A taste of the market

“Yalla! Yalla! One euro the banana! One euro the crate!” I hear the shouts of the vendors and the buzz of the market even before I arrive. I pass between two graffitied trucks and join the action.

There’s nothing better than a market to take the pulse of a neighborhood. Six of Paris’s nearly 90 food markets are in the 20th (Belgrand, Davout, Mortier, Pyrénées, Réunion and Télégraphe). Five markets on the arrondissement’s edges are also frequented by residents of the 20th (Belleville, Charonne, Cours de Vincennes, Père-Lachaise and Place des Fêtes). They each have their own charm, like most markets in France. But they’re functional markets, catering to the daily needs of the neighborhood’s people. Some markets are more populaire than others, and several are reputed to be among the capital’s cheapest (Belleville, Place des Fêtes and Réunion).
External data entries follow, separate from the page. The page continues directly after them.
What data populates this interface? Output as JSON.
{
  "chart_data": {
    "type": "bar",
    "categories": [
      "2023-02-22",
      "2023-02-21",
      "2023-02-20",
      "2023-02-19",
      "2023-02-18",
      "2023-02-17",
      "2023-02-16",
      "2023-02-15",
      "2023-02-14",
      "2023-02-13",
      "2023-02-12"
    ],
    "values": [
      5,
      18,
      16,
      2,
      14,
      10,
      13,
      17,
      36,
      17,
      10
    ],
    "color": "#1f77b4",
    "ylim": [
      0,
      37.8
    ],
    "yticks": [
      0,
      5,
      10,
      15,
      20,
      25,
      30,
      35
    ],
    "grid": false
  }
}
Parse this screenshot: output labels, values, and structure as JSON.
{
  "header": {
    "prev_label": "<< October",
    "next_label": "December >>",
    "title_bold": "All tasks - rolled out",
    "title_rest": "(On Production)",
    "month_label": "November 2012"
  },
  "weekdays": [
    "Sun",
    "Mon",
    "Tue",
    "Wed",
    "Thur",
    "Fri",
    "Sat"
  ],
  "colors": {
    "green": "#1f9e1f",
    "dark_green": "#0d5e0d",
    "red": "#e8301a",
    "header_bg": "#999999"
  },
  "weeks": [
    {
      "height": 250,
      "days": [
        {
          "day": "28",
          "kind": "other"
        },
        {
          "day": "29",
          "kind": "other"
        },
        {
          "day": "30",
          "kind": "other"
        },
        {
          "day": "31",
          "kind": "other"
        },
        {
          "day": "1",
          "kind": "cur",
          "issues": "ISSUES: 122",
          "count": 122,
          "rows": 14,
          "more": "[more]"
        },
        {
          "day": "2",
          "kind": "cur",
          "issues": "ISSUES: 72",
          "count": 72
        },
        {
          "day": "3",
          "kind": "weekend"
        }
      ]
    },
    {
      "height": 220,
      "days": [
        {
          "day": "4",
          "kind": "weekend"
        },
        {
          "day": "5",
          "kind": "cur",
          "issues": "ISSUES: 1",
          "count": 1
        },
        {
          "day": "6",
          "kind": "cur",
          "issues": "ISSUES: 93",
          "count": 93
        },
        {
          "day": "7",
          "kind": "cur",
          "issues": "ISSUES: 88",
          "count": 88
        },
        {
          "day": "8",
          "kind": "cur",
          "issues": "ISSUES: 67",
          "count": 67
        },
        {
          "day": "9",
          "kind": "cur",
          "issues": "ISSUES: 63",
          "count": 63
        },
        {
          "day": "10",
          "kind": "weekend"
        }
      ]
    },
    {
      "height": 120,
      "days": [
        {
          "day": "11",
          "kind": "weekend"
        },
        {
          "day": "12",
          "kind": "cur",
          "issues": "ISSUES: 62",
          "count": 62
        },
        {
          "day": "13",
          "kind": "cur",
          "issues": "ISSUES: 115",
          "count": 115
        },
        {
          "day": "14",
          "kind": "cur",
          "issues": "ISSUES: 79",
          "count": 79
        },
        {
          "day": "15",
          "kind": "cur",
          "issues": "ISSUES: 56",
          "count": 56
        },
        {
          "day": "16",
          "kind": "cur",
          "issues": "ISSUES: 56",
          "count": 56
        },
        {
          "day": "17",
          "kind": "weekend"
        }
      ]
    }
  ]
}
During the week, you’ll see more strollers and canes than marketgoers pulling shopping carts. But on the weekend, people jostle to pass one another. Markets on boulevard medians (Belleville, Cours de Vincennes, Charonne and Père-Lachaise) or on places (Réunion and Fêtes), allow vendors to set up on both sides of the sidewalk and give marketgoers more space to eye produce or to find a spot at the end of a line.

Shopping list in hand, I pass rotisserie chickens on spits, glistening whole fish on beds of ice, strong-smelling cheese stands, piles of fresh mint, coriander and parsley, and stalls filled with kitchen supplies, home textiles or clothing. Retailers selling tomatoes and eggplants year-round largely outnumber local or seasonal stands at these markets. Walking a fine line between seduction and aggressiveness, vendors call out to passers-by “Mademoiselle, taste this” and address older men as “jeune homme”. Some offer nearly-expired stocks from Rungis Market and many sell items off at a heavy discount before the market closes. Sometimes I find a good deal, and sometimes I find myself with two kilos of withering mushrooms that I don’t know what to do with.

Like other market regulars, I have my usual stalls and preferred vendors. Over time, a relationship of trust develops, with the vendor knowing the customer’s needs, and the customer trusting the vendor’s prices, products or advice. We chat as they prepare my order, and I pack up my purchases. As we say our “see you next week”s, and he hands me my change, my favorite greengrocer always proposes that I “prends une petite herbe” (take a bundle of mint, coriander or parsley) as I leave.

On the market’s edges, political campaigners distribute flyers, and street hawkers sell flower bouquets from plastic buckets and set out garlic bulbs on wooden crates. Neighborhood retirees gather on nearby benches to chat. Sometimes an organ grinder or a brass band makes an appearance, adding a festive note.

The most convivial markets are close to one or more cafés where you can gather your strength before shopping, or rest your feet and bags after. Depending on my mood, I sit alone, perusing the café’s copy of Le Parisien or people-watching from the terrasse. Or I meet up with friends or neighbors, starting with coffee and then moving on to a little apératif, snacking on some market purchases before heading home to unpack my shopping bags.